Toomey said Thursday that Trump called him to express support for the background checks bill "as the core legislative vehicle" for what Congress does on guns.
Speaking to reporters before the president was set to depart to North Carolina for the funeral of the Rev. Billy Graham, spokeswoman Sarah Huckabee Sanders stressed that Trump will "continue to support the Second Amendment, that's not something that he's backed away from".
When asked if the White House agrees with Cox's assertion that Trump and Pence "don't want gun control", a senior White House official said, "POTUS believes in the Second Amendment". "They have less power over me", Trump said at the Wednesday meeting, referring to a separate meeting with the NRA. Breitbart News, the go-to website for the right wing, headlined its story: "Trump the Gun Grabber: Cedes Dems" Wish List- Bump Stocks, Buying Age, "Assault Weapons, ' Background Checks".
In a Senate speech Thursday, Florida Senator Marco Rubio, a Republican, said any new legislation needs to close gaps in the monitoring of disturbed people posing threats to schools, signs that were missed in the Florida shooting.

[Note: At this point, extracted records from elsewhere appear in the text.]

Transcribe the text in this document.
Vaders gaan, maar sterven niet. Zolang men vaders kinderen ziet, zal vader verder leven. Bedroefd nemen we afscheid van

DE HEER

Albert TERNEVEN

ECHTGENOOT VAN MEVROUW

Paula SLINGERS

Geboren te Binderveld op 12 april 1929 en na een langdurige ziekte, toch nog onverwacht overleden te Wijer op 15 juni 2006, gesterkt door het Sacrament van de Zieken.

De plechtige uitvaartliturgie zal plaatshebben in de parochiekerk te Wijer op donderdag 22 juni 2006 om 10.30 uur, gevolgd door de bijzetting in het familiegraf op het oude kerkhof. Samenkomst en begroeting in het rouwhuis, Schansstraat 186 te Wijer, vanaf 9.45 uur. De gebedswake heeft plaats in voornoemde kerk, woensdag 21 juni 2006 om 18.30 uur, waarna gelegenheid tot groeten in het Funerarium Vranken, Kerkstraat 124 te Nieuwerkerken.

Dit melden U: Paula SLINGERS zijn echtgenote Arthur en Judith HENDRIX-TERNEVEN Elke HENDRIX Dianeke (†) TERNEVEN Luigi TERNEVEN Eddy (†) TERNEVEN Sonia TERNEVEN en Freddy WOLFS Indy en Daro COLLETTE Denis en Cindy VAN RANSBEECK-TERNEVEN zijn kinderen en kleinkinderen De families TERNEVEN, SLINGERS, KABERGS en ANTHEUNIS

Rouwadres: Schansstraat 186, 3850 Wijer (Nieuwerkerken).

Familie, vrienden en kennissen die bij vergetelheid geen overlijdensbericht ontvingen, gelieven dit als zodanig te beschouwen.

"[The NRA] has great power", Mr Trump said at a bipartisan meeting with members of Congress on school safety.
Trump even dinged Sen.
The NRA spent an unprecedented $30 million to elect him, and he reassured NRA members at their convention past year: "I will never, ever let you down".
"Now, this is not a popular thing in terms of the NRA, but I'm saying it anyway", Mr Trump said.
"We have to stop this nonsense", the president said. One such proposal, drafted by Republican Senator Pat Toomey and Democratic Senator Joe Manchin, is primarily focused on expanding background checks for gun purchases.
To prove he was not afraid of the powerful lobbying group, during talk of a universal background check, Trump told the Republicans they had to drop their provision, allowing concealed carry permits across states lines.
Sen. Chris Murphy, a Connecticut Democrat who is a leading advocate of tougher gun laws, predicted on Twitter: "The White House is going to bob and weave on guns".
The President appeared eager to challenge the impression that he is bought and paid-for by the gun rights group.
She also downplayed claims the White House was in a state of "chaos" because of the number of senior staffers coming and going. With regard to President Trump's will, Sanders dodged the question, and instead offered up the video game industry as a potentially more malleable target.